1. La SAI d’appel a-t-elle commis une erreur en concluant que M. Malhi n’est pas un membre du regroupement familial puisque son mariage avec Mme Froment n’est pas authentique?

 

ANALYSE

            Cadre législatif

[12]           Le paragraphe 63(1) de la Loi affirme qu’une personne qui parraine une demande de résidence permanente peut porter la décision en appel si la demande est refusée :

63.      (1) Quiconque a déposé, conformément au règlement, une demande de parrainage au titre du regroupement familial peut interjeter appel du refus de délivrer le visa de résident permanent.

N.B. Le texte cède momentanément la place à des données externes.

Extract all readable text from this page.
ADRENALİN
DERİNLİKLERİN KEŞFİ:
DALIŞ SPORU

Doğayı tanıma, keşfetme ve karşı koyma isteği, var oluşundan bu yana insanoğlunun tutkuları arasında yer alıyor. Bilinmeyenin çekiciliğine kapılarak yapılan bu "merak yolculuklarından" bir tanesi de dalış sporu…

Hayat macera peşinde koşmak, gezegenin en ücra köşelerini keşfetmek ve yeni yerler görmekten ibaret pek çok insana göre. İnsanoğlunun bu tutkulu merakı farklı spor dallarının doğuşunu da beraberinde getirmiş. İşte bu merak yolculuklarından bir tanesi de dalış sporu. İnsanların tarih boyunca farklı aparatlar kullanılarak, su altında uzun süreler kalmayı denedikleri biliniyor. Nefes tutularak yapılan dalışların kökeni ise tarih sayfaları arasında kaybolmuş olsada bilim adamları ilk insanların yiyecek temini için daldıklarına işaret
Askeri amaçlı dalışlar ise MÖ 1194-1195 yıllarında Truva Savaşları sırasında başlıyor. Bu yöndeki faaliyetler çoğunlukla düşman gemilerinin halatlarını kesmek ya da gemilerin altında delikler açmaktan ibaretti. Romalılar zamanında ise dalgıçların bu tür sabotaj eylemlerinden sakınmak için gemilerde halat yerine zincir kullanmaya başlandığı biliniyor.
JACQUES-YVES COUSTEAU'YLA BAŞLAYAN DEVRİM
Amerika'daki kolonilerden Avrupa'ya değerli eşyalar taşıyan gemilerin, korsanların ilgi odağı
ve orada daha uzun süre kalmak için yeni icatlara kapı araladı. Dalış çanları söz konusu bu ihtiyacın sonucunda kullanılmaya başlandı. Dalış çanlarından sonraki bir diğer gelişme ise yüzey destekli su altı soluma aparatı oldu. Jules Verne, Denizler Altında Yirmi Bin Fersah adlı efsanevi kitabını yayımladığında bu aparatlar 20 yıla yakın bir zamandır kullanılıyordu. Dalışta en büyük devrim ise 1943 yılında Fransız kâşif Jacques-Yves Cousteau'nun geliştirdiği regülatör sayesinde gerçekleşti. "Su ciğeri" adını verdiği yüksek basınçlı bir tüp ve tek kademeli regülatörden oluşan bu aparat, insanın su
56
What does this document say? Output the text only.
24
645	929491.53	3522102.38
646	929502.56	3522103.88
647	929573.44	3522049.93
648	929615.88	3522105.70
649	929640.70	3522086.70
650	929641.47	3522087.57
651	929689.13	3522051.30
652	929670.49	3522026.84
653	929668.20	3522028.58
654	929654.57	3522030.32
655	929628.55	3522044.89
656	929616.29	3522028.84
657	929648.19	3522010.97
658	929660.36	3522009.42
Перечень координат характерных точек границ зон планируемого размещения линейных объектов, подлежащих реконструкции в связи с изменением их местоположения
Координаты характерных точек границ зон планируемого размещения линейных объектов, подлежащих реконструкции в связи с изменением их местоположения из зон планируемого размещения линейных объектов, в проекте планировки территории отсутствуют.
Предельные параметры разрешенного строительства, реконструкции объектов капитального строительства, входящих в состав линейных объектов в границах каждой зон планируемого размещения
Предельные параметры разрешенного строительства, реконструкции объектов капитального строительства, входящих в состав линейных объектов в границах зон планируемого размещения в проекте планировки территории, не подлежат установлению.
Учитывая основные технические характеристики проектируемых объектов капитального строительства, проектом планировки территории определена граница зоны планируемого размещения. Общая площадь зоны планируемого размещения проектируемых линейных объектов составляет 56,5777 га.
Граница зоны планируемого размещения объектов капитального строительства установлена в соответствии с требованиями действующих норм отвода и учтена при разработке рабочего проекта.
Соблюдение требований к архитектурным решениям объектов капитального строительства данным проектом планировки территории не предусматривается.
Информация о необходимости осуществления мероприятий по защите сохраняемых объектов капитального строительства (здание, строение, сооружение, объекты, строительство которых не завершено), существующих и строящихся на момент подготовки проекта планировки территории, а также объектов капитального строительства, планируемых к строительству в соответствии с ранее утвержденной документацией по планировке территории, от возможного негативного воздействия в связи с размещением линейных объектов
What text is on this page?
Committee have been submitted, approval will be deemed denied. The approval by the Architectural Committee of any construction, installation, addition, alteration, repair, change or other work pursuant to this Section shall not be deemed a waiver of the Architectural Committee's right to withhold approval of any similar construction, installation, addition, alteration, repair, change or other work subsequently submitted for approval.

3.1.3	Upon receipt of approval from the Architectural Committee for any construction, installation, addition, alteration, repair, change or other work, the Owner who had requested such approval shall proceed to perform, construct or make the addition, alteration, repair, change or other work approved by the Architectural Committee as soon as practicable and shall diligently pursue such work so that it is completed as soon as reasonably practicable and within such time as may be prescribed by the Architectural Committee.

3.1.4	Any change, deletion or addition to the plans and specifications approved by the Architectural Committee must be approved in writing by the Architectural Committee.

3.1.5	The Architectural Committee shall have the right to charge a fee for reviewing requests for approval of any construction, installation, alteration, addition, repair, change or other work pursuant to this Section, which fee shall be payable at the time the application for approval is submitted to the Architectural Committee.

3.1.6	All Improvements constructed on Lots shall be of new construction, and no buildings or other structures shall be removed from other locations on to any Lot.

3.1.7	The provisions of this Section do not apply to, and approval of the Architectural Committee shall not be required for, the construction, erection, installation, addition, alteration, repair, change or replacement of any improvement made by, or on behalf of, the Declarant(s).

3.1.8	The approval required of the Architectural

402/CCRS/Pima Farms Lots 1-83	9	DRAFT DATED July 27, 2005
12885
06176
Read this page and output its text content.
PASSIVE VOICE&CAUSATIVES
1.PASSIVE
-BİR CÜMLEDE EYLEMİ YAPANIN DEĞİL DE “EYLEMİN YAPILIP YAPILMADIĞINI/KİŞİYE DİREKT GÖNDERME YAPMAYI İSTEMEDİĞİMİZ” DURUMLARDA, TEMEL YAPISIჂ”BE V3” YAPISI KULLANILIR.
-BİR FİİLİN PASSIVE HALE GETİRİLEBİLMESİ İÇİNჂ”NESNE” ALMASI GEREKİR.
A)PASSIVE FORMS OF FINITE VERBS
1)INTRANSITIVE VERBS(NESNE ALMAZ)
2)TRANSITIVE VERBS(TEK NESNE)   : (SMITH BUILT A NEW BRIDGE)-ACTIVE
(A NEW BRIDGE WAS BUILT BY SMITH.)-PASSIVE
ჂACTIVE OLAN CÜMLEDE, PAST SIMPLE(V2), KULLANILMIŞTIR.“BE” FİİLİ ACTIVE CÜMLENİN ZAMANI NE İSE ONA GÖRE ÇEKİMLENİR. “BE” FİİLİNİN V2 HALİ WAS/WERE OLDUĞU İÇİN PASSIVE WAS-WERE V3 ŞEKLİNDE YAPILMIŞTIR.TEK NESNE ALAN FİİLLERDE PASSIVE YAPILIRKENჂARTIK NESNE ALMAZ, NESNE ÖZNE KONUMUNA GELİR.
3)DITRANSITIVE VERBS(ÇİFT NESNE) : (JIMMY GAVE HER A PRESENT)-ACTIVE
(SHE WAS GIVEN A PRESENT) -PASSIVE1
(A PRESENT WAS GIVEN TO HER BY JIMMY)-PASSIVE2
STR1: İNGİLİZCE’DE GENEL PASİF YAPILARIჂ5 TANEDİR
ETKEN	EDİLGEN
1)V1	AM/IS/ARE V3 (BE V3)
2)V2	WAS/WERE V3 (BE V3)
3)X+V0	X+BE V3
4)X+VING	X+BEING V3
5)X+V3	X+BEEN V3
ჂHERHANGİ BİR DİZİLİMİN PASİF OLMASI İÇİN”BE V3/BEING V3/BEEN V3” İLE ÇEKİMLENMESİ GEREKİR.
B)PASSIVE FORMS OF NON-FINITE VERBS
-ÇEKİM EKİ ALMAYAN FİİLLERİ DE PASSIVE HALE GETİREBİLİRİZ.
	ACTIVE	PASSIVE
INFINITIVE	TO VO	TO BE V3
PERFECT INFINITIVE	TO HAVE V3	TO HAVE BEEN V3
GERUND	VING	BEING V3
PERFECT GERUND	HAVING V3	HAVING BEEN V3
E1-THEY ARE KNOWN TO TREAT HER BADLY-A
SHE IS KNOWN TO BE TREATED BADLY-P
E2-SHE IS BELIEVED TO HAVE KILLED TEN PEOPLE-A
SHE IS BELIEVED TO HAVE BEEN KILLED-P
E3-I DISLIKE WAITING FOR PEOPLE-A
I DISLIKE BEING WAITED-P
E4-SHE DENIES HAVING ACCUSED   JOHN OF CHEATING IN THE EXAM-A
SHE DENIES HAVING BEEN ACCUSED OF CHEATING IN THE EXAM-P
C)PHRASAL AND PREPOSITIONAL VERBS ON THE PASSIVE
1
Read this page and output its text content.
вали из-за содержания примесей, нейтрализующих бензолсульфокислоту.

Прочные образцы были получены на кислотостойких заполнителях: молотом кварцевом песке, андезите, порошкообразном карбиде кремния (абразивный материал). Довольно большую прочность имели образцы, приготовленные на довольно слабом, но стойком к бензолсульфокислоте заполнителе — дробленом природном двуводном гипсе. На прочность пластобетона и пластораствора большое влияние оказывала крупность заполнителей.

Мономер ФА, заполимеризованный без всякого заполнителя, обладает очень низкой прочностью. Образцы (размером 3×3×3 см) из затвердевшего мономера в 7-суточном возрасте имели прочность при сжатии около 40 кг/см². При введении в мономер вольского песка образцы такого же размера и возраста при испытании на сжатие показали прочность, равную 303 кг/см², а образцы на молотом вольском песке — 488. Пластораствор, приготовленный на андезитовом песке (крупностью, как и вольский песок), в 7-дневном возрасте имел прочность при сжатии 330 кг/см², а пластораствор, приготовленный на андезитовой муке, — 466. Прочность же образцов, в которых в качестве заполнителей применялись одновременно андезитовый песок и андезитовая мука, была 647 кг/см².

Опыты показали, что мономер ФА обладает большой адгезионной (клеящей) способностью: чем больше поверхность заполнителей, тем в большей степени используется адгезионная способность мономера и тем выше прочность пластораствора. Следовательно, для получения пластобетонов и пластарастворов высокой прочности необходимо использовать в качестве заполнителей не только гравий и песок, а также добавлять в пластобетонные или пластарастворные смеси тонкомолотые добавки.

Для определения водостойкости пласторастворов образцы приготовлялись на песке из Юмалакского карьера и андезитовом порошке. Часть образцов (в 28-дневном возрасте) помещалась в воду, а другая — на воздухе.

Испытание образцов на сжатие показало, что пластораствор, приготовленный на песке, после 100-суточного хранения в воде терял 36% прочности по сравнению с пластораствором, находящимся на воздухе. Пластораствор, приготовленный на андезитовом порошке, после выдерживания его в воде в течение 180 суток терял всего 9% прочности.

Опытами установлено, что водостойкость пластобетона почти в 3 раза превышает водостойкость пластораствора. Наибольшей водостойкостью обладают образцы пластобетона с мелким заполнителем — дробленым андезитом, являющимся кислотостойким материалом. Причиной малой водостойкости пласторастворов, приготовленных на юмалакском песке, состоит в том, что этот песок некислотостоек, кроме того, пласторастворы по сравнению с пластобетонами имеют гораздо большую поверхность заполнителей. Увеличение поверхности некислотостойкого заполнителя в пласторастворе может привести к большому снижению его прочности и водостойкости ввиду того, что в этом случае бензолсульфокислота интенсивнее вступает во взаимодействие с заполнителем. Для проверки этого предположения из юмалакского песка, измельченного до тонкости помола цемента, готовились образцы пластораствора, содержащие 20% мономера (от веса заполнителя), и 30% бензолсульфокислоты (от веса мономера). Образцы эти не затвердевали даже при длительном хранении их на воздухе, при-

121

63.     (1) A person who has filed in the prescribed manner an application to sponsor a foreign national as a member of the family class may appeal to the Immigration Appeal Division against a decision not to issue the foreign national a permanent resident visa.

 

 

[13]           Le paragraphe 67(1) de la Loi énumère les circonstances dans lesquelles un appel sera accordé :

67.      (1) Il est fait droit à l’appel sur preuve qu’au moment où il en est disposé :

 

 

 

a) la décision attaquée est erronée en droit, en fait ou en droit et en fait;

 

b) il y a eu manquement à un principe de justice naturelle;

 

c) sauf dans le cas de l’appel du ministre, il y a – compte tenu de l’intérêt supérieur de l’enfant directement touché – des motifs d’ordre humanitaire justifiant, vu les autres circonstances de l’affaire, la prise de mesures spéciales.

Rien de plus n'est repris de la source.